Can the New Growth Plan create growth and employment?

The official endorsement of the New Growth Plan (NGP) by the ANC was announced by President Jacob Zuma on 8 January. Instrumental in devising the plan through his position on the ministerial advisory panel was the eminent Nobel Prize winning economist, Joseph Stiglitz.

Prof. Stiglitz has indicated that he is in favour of the NGP (of course), but his recent comments on certain issues should cause us some concern. Prof. Stiglitz says there are two policies that can make a big difference in terms of promoting growth and employment in SA.

His first suggestion is “an appropriate exchange rate [because]… high exchange rates make it difficult for countries to export or to compete with cheap imports”. How can anyone, or any government official obtain sufficient information to determine what an ‘appropriate exchange rate’ should be? By deliberately lowering the value of the rand, SA will be subsidising our foreign trading partners’ consumers and increasing the costs of local companies that rely on imports as inputs in the manufacturing process.

Cheap imports allow people to get more ‘bang for their buck’. They then have money left over to save and invest in productive areas of society. Investment makes it possible for levels of productivity to be driven higher, which in turn allows real wages to increase and the prices of our commodities to decrease and become more attractive to foreigners.
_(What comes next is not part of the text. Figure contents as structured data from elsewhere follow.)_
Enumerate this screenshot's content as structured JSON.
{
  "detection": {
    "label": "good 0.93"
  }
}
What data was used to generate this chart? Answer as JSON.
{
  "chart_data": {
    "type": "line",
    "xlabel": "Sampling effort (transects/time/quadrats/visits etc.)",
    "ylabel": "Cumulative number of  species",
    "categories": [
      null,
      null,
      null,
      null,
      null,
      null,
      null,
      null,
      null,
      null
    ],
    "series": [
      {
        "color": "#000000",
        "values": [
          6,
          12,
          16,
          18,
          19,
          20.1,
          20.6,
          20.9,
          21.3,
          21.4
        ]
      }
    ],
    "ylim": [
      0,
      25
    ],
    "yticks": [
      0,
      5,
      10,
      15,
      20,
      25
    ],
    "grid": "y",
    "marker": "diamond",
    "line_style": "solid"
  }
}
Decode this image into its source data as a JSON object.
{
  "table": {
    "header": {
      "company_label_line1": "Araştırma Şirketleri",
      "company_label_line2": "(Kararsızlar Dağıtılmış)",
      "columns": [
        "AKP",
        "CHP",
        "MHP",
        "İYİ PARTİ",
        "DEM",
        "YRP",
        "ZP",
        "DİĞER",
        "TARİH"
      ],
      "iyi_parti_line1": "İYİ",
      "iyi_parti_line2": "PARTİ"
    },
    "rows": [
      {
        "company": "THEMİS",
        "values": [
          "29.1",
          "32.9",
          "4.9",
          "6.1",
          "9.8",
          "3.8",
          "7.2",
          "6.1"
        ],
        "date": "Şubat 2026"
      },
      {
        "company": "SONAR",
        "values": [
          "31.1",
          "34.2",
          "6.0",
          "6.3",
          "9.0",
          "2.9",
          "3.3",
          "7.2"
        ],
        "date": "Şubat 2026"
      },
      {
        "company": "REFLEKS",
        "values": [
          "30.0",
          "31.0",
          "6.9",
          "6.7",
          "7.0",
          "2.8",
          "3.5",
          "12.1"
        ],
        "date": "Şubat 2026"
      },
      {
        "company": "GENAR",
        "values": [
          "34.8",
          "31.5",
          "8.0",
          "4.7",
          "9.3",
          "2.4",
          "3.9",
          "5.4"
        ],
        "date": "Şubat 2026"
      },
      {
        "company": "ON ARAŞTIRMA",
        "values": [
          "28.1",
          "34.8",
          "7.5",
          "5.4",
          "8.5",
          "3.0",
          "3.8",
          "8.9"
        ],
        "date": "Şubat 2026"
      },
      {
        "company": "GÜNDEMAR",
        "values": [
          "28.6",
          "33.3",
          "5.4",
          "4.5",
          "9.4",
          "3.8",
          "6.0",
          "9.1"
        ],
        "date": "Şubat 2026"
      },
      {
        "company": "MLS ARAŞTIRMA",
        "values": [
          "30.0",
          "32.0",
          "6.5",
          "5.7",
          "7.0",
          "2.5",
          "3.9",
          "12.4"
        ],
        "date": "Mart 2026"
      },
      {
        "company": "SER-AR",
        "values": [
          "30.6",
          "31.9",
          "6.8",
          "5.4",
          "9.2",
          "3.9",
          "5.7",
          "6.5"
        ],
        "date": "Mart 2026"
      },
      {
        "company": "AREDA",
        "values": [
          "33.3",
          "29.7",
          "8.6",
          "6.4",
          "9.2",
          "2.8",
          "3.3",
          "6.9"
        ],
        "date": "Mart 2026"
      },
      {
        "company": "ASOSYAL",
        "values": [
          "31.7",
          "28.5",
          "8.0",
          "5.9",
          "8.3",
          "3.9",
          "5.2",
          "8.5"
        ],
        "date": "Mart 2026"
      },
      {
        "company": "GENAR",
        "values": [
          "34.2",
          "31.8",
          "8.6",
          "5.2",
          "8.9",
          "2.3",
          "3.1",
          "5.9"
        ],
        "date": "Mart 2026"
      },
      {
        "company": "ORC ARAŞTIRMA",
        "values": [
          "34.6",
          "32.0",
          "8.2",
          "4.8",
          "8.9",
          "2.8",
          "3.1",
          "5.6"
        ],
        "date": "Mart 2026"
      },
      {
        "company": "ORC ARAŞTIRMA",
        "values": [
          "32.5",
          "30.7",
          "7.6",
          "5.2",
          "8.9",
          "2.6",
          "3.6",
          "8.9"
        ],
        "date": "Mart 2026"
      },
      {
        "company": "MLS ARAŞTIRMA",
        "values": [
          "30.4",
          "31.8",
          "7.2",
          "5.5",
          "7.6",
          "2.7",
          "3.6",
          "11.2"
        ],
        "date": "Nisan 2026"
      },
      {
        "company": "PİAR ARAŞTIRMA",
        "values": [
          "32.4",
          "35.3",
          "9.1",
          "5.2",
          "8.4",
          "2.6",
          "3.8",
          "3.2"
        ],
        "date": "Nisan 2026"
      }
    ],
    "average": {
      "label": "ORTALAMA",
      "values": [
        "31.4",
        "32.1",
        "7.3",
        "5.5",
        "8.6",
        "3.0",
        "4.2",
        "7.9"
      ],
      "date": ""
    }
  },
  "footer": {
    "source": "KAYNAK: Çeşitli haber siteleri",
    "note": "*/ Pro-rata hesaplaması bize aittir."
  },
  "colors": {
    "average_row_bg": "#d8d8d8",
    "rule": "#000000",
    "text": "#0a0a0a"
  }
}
In simple terms, if we artificially undervalue our currency, we effectively subsidise foreign consumers’ purchases of our goods and penalise ordinary South Africans by making them pay higher prices for foreign produced goods. Interfering with the exchange rate also creates a negative perception of the economy and implies that the government is willing to pander to vested interests at the expense of ordinary South Africans.

Prof Stiglitz’s second suggested policy intervention is to lower interest rates. “High interest rates,” he says, “can stifle growth in two ways: making credit more expensive, and thus stifling investment; and increasing the exchange rate”. But, can monetary policy that deliberately aims to reduce interest rates necessarily boost economic growth? Will it not merely create imbalances that will harm the economy?

Around the world, central banks have been cutting interest rates in the hopes of spurring growth, with little success. Capital allocation has been skewed because capital obtained cheaply is being allocated to marginal activities. With interest rates not being allowed to be determined by supply and demand for credit, people are desperately looking for places to invest where there is some return. In many cases, these opportunities are found in marginal activities that normally would not attract investment. As soon as interest rates increase, for example, as they will do in due course in the US when the Federal Reserve is compelled to stop printing money, marginal investments will be exposed, the value of investments will drop and investors will lose, as American home buyers discovered when the residential property boom turned into a bust.

As far as inflation is concerned, Prof Stiglitz admits that “Monetary authorities can't, of course, ignore inflation”, but then states “A single-minded focus on inflation, without sensitivity to the source of inflation, will produce neither growth nor stability”. But the sole source of inflation (general price increases) is the printing of excessive quantities of money for which governments and their central banks are entirely responsible. Inflation undermines growth and creates instability. In essence, inflation is the result of weakening the internal purchasing power of a currency, which inevitably leads to the weakening of its external purchasing power. Under inflationary conditions it is impossible to plan or make any rational economic decisions as people are more concerned with anticipating inflation as opposed to seeking out profitable new production opportunities. When inflation forces prices to increase rapidly, people spend more of their income on consumption and virtually no money is saved.

Inflation has negative implications for trade because it adversely affects the competitiveness of export industries and import-competing industries. The negative consequences for industries can be partially offset by a depreciation of the currency through the manipulation of the exchange rate but this is just a temporary remedy that raises the cost of imports and increases the price of imported goods for the man in the street. Inflation benefits borrowers at the expense of creditors because it erodes the real value of money. Given that government is generally the biggest borrower, inflation therefore invariably redistributes wealth from the private sector to government. Money with a relatively stable purchasing power is imperative for the proper functioning of an economy. Deliberately weakening the internal and external purchasing power of a currency to foster exports is an extremely costly way to benefit exporters and comes at the expense of the population at large.

In truth, there is nothing new about the New Growth Path. Many countries have attempted to increase the role of the state in their economies but history demonstrates that the state simply cannot gather and compute enough information to understand the intricacies of the market. In fact, what the evidence does reveal is that economies that are freer and have less government involvement grow faster and are economically more prosperous. In economically freer countries, where people are responsible for their own lives, there are lower levels of poverty and unemployment, higher levels of income per capita and longer life expectancies. The SA government needs to adopt policies that foster economic growth. It needs to get out of the way so that South Africans are left free to choose for themselves how to conduct their lives and run their businesses.

Author: Jasson Urbach is an economist with the Free Market Foundation. This article may be republished without prior consent but with acknowledgement to the author. The views expressed in the article are the author's and are not necessarily shared by the members of the Foundation.